Newcastle University.
Dr Steve Swioklo, co-author with Prof Che Connon (right)
Bioprinting isn’t a new phenomenon. In fact, research into the printing of various body parts has been going on since the late 1990s. It’s potentially offering medical professionals alternative ways of conducting medical transplants. For 20 years, Che Connor, Professor of Tissue Engineering, Newcastle University has had his focus on the component of the eye that gives us the ability to focus in the first instance. After successfully printing a customised human cornea, TCT Magazine asked how and why.
Can you explain why there is a need for this kind of research to be undertaken?

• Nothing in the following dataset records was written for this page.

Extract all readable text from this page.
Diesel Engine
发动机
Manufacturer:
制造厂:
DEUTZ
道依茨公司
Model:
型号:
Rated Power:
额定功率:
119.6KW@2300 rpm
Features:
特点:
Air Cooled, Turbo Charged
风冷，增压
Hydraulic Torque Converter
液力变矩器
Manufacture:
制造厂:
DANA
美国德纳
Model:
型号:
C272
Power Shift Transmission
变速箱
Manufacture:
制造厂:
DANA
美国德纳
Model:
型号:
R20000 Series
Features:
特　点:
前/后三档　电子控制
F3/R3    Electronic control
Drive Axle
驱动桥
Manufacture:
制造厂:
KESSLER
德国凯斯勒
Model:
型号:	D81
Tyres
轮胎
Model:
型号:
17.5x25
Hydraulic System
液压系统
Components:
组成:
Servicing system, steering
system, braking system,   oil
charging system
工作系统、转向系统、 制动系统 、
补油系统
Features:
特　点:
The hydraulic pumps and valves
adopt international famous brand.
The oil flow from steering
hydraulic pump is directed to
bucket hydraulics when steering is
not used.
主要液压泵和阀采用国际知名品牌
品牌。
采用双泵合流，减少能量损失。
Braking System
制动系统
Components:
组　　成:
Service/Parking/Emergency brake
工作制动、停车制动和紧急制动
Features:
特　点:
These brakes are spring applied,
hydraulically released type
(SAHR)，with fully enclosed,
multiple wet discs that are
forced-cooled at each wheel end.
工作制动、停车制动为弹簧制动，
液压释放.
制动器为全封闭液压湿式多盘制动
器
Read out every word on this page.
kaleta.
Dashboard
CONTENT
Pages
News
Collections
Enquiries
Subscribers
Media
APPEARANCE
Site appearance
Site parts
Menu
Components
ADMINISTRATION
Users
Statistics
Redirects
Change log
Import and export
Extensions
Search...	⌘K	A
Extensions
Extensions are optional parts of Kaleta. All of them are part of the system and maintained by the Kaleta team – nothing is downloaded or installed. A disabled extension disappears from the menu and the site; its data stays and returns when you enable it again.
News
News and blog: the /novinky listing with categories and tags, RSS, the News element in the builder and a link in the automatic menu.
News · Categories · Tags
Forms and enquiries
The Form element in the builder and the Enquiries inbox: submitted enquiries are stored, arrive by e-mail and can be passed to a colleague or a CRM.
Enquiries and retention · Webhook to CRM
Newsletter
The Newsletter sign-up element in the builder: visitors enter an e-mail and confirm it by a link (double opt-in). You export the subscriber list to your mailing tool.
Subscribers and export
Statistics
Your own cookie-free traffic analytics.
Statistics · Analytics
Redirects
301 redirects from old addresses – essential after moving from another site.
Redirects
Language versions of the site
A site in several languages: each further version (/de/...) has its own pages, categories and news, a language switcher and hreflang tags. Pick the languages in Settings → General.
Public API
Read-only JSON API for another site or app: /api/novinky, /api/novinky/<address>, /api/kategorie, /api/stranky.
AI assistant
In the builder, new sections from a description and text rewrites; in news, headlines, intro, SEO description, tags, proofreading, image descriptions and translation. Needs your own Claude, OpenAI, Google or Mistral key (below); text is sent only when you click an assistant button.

Che Connon (CC): Globally, there are almost 5 million people who are corneal blind in both eyes, and the people that are corneal blind in one eye raises that number to 23 million. Currently, corneal donor tissue transplantation is the only widely accepted treatment to restore sight. It’s estimated over 12 million people are on a waiting list for transplantation. There’s a severe shortage of donor corneas worldwide, and that means only 1 in 70 individuals in need receive transplants. Another point is that over 50% of the world’s inhabitants don’t have access to corneal transplantation. That’s why this work needs to be done.
Can you explain how the process of bio-printing a human cornea works?
CC: We take a population of corneal stromal stem cells that sit inside the corneal matrix, extract those cells, grow them up and then combine them with a bio ink. The bio ink is extruded through the printer to make a printed tissue. It needs to have several attributes. It needs to flow. It needs to maintain viable cells. And it needs to have enough mechanical properties to hold its shape following the extrusion. We developed a novel bio ink that contains collagen, one of the main structural components of the cornea. We combine that with alginate, a polysaccharide derived from seaweed, which has some good characteristics: it’s very self-friendly, it also cross links and forms a very stable matrix without harming the cells. Once we have that bio ink, we extrude it into a mould which has been taken from an actual patient’s corneal shape. That data is collected using normal ophthalmic cameras that they use for fitting contact lenses. That gives you the shape of the cornea. We recreate the negative images of that cornea in a mould, and then we extrude the positive image through the bio ink into that mould, holding its shape, forming a corneal shaped tissue that has the appropriate stromal cells within it.
How important is customisation for 3D printed corneas to work in the human body?
CC: The shape of the cornea is important in terms of transplantation and that isn't easily addressed with the current systems for donors. The shape of your donor cornea is not bespoke and that can cause problems with the patient's vision, stigmatism, for example, is often caused by a poor match of the shapes of the donor tissue with the patient's own eye. With 3D printing, you should have complete control over the final shape of the tissue. That means the patient's vision should be predictable following that transplant.
What were the biggest challenges you faced during this research?
CC: These challenges have been addressed over 20 years of my research. They include how you extract and grow the cells appropriately so they maintain the right phenotype, the right function; what materials can you use to mix them with; and also when we print the cornea, we are giving the cells within that printed cornea very specific cues, which then direct those cells to become organised in a way that they would do in the normal cornea. Some of those challenges were ‘what are those cues? What is it inside a normal cornea that directs those cells to be corneal-like?’ And it's our understanding of those cues which form a fundamental part of our breakthrough technology.
And what challenges lie ahead?
CC: One challenge is how do we keep the printed cornea in place once it is transplanted. We need to think about how exactly they are going to surgically implant this cornea. Is it going to be sutured? Is it going to be glued? This is a challenge we face.
How much of an impact do you think this research can have?
CC: The need for corneal transplants is growing. Our idea with a 3D printing approach is that it facilitates the manufacture at the site of need. The printing process should be low cost so the impact will come from having accessibility to corneas at an affordable price. A combination of those two will lead us to have a real impact across the world."